In conclusion, the LGLFF model is effective in an aspect-level emotion analysis task, vectorization representation and context semantic extraction of a Distilroberta module, extraction of features by an SRU + + module and learning of local and global context and aspect item interaction information play a certain role in improving emotion judgment effects.

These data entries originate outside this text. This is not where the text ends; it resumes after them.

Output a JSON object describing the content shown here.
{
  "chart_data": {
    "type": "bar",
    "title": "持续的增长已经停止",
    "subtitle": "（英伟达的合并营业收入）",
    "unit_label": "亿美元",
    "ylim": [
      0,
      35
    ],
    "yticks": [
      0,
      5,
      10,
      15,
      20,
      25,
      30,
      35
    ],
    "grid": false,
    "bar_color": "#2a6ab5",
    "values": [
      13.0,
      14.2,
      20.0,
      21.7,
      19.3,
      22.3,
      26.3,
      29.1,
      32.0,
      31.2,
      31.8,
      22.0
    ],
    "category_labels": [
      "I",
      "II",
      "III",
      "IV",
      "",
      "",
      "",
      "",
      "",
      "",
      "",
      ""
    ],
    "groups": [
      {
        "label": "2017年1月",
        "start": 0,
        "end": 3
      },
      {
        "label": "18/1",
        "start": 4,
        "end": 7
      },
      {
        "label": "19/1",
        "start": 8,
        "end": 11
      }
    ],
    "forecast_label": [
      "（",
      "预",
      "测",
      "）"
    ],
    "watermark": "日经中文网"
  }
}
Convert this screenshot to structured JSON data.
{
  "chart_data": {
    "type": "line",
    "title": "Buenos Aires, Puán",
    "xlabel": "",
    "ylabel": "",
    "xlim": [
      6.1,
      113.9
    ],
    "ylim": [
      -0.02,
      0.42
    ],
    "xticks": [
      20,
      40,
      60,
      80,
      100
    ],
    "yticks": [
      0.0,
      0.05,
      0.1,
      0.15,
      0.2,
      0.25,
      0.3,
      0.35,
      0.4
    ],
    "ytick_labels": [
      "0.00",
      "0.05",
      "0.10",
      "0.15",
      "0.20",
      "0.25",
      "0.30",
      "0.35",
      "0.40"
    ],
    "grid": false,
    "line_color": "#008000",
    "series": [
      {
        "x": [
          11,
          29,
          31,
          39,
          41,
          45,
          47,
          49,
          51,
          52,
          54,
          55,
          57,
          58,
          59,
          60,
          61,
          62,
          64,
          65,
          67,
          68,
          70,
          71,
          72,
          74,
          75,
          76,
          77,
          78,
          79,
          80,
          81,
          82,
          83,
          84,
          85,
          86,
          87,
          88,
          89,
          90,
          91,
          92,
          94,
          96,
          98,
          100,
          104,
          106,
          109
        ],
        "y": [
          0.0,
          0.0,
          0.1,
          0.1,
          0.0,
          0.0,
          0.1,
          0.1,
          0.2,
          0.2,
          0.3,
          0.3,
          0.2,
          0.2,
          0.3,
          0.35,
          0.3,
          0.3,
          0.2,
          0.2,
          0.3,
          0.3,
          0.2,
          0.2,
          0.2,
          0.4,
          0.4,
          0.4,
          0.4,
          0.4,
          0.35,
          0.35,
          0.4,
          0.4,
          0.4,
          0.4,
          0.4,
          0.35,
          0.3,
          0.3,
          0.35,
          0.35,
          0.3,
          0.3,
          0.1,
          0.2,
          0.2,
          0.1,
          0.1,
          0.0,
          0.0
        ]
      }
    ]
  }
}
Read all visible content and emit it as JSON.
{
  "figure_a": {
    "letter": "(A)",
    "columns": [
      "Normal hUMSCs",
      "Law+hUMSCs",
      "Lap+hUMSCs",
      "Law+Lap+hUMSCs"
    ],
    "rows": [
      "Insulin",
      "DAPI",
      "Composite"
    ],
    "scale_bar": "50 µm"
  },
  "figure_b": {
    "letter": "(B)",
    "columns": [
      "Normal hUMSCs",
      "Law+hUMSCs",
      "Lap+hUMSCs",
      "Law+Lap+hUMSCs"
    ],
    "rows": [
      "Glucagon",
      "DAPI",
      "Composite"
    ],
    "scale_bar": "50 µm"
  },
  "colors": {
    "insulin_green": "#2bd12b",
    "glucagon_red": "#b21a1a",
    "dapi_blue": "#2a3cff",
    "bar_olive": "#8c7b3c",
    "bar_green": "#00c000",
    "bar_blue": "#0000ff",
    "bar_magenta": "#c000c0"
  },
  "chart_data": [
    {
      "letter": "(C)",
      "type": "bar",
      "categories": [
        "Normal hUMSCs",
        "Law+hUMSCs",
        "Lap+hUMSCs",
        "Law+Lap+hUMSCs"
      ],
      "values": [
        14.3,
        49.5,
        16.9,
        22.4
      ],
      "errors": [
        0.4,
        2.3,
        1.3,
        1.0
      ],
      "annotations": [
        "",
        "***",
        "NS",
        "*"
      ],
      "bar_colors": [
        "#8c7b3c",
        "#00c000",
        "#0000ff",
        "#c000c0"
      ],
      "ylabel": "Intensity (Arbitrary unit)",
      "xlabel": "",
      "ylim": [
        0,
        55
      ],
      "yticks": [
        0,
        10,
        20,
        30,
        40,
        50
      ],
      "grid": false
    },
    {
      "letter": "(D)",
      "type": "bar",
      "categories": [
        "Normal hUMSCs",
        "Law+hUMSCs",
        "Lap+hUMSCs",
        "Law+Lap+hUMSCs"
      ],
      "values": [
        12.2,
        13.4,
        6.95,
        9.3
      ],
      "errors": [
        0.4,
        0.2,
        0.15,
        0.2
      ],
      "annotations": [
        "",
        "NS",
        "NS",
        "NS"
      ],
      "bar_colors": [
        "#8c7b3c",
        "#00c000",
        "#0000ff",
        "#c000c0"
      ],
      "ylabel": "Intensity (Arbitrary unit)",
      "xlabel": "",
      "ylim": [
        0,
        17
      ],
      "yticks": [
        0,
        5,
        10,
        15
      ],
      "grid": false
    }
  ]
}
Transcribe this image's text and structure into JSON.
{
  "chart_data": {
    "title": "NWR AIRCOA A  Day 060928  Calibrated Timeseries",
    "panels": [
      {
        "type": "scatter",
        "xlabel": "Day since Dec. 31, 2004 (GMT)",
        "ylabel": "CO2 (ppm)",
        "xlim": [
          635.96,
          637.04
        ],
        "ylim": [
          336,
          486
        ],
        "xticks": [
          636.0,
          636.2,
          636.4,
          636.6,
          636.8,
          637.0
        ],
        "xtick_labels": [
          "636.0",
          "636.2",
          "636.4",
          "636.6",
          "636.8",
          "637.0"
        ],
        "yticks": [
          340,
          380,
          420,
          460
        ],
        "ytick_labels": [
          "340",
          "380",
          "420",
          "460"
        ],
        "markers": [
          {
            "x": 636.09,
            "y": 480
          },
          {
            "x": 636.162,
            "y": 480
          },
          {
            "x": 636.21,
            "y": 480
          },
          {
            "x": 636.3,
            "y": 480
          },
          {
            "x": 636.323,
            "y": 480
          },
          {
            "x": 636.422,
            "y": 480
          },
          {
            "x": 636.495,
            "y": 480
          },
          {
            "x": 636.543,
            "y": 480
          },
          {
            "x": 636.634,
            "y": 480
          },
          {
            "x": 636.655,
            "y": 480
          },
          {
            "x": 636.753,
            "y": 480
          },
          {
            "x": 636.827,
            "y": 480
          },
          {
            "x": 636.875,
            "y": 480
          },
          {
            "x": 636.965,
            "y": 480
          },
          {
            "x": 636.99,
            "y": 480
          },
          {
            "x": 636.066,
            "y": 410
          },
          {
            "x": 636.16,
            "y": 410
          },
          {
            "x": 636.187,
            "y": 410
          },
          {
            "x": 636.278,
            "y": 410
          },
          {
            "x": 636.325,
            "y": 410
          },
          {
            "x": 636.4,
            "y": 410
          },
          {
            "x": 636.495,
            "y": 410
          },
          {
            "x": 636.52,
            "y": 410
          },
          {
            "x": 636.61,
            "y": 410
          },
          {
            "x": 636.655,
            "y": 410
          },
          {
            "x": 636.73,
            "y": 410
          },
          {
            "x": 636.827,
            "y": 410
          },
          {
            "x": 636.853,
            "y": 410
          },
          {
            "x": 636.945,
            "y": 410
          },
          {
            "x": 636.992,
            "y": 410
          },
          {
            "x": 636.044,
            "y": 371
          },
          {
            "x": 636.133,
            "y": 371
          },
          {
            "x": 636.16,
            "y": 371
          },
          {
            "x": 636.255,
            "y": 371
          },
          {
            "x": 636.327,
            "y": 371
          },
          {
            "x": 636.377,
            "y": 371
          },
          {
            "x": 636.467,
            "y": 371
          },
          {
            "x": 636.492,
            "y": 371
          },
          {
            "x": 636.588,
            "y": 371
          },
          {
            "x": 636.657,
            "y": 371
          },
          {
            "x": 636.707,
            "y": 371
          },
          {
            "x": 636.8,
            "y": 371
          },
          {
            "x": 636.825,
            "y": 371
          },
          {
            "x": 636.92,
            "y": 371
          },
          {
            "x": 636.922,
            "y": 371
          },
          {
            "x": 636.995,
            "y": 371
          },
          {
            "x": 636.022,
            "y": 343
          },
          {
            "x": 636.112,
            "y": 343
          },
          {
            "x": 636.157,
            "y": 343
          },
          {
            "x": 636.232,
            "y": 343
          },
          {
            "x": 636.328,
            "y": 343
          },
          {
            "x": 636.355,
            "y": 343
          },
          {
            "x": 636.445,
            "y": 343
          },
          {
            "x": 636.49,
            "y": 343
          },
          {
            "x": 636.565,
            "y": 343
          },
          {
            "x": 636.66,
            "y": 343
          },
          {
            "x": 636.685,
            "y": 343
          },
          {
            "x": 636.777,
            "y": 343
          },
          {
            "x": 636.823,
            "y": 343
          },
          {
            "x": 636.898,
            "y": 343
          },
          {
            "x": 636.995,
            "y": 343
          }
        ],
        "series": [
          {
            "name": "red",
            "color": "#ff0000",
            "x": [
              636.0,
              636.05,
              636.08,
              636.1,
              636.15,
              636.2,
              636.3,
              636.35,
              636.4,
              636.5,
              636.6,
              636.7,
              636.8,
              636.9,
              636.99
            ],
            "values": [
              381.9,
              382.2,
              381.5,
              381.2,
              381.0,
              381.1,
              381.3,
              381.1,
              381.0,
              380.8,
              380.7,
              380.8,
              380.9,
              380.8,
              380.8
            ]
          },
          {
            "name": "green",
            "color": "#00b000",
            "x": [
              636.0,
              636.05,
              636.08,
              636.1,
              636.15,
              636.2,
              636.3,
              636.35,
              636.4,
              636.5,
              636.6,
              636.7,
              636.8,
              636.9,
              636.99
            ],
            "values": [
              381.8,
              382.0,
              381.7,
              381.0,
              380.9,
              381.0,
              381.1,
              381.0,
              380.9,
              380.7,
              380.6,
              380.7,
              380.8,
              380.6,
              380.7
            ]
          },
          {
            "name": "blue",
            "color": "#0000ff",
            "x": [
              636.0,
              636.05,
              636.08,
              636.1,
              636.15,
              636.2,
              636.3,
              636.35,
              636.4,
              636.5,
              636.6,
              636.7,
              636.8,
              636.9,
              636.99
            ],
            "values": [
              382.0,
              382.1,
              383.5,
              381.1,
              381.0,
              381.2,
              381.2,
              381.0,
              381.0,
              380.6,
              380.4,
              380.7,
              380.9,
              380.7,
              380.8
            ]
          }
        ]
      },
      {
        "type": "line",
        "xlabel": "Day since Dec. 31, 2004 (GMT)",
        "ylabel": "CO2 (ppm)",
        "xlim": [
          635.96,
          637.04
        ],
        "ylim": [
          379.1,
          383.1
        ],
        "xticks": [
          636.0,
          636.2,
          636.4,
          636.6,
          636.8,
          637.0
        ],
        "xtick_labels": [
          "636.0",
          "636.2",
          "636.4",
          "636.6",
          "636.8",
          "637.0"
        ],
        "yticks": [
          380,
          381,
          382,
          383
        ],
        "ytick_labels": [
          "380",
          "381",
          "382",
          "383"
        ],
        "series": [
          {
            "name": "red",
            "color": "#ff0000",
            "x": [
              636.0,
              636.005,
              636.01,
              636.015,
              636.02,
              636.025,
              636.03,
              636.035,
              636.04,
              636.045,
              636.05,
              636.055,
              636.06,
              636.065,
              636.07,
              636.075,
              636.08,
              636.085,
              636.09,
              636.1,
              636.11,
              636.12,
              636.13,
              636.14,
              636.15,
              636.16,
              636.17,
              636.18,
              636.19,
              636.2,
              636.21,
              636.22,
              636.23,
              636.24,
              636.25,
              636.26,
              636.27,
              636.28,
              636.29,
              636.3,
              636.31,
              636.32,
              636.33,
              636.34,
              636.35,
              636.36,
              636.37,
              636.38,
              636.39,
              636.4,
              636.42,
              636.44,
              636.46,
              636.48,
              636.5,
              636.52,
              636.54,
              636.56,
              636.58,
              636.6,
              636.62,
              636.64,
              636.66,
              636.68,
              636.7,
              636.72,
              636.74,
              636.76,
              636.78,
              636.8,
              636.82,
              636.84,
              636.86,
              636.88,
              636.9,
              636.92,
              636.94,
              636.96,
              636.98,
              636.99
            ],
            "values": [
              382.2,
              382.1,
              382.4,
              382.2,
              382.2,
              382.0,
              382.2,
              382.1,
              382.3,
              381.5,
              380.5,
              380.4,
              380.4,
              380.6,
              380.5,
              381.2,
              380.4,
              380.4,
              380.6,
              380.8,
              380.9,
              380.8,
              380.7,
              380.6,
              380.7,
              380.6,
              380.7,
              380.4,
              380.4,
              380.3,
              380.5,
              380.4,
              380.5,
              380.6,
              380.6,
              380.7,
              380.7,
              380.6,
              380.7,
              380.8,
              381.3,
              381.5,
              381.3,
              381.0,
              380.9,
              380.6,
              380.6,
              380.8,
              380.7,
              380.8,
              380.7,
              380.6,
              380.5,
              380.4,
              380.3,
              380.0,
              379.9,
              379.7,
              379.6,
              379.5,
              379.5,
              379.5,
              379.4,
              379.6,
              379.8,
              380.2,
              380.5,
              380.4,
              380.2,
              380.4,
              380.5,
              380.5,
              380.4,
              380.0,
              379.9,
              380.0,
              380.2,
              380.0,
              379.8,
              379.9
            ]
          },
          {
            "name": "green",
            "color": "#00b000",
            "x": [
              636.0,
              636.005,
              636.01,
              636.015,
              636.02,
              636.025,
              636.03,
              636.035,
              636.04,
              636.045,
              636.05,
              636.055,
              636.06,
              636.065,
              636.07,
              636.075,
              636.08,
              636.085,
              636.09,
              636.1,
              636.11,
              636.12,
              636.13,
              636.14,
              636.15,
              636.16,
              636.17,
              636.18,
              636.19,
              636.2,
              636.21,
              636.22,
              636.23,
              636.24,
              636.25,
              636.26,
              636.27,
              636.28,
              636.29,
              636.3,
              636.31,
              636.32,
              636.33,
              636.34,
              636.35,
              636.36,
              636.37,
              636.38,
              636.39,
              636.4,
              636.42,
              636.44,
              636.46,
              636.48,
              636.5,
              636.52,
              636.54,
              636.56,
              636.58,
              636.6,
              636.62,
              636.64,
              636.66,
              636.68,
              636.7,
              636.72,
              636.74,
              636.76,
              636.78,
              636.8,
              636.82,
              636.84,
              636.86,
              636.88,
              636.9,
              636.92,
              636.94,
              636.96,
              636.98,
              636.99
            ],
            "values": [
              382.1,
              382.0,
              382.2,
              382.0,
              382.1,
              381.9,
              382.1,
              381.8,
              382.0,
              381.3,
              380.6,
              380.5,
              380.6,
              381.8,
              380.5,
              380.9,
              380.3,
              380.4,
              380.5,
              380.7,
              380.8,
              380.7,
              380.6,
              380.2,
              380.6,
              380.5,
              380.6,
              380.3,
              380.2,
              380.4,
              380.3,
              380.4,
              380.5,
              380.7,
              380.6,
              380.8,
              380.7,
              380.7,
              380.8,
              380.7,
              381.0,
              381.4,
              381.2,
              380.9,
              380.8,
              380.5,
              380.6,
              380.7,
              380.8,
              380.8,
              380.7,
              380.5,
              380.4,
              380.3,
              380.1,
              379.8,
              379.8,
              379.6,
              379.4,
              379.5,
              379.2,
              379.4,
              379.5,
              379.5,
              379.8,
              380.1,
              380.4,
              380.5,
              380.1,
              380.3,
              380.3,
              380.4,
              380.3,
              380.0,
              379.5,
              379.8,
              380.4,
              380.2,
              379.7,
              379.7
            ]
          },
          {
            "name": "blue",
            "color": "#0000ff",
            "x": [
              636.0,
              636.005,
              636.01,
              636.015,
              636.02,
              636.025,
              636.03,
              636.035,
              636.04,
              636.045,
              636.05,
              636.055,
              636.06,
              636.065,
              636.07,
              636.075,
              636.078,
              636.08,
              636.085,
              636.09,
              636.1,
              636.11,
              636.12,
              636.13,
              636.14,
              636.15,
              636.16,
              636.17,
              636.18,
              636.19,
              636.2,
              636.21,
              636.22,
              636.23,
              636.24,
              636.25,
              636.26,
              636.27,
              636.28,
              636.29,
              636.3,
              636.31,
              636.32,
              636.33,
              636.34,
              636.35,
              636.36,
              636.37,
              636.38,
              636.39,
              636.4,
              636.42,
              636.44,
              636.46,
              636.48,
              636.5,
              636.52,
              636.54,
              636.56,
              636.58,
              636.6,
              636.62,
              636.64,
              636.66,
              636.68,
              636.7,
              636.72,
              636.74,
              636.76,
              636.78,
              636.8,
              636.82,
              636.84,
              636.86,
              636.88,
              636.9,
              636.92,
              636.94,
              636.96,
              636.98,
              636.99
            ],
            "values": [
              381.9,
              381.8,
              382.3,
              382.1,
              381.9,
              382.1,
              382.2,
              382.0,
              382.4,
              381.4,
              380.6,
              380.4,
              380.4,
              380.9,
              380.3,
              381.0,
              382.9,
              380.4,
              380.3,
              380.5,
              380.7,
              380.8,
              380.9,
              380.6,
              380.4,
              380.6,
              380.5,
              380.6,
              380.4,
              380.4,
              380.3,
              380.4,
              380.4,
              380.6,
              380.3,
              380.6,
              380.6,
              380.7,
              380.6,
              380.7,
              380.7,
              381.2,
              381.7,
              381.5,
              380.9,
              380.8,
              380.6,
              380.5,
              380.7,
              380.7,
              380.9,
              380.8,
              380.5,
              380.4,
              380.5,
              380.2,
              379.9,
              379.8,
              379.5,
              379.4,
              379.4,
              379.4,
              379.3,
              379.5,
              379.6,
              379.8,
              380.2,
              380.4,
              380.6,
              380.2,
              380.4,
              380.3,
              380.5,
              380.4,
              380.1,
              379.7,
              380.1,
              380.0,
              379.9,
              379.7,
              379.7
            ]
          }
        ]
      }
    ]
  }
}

The above examples are merely illustrative of the present invention and should not be construed as limiting the scope of the invention, which is intended to be covered by the claims as well as any design similar or equivalent to the scope of the present invention.

Claims

1. A multi-model dynamic collaborative semantic matching method is characterized by comprising the following steps:

(1) Defining meta-models and domain models: according to the model scale and the processing task, defining the model as a unique meta model and a plurality of domain models, wherein the domain models can be dynamically added with configuration;

(2) Multi-model pre-training: respectively training word vectors aiming at different tasks, pre-training a meta-model by using a universal field data set to obtain a universal word vector, and pre-training a domain model by using a certain data set to obtain the field word vector;

(3) Calculating the text similarity of each model: the meta-model and the domain model respectively obtain the matching similarity of the meta-model and the matching similarity of each domain model through matching the pyramid model;

(4) Setting a cooperation rule, and calculating text similarity: and combining the matching similarity of the meta model and the domain model through setting rules to calculate the text similarity.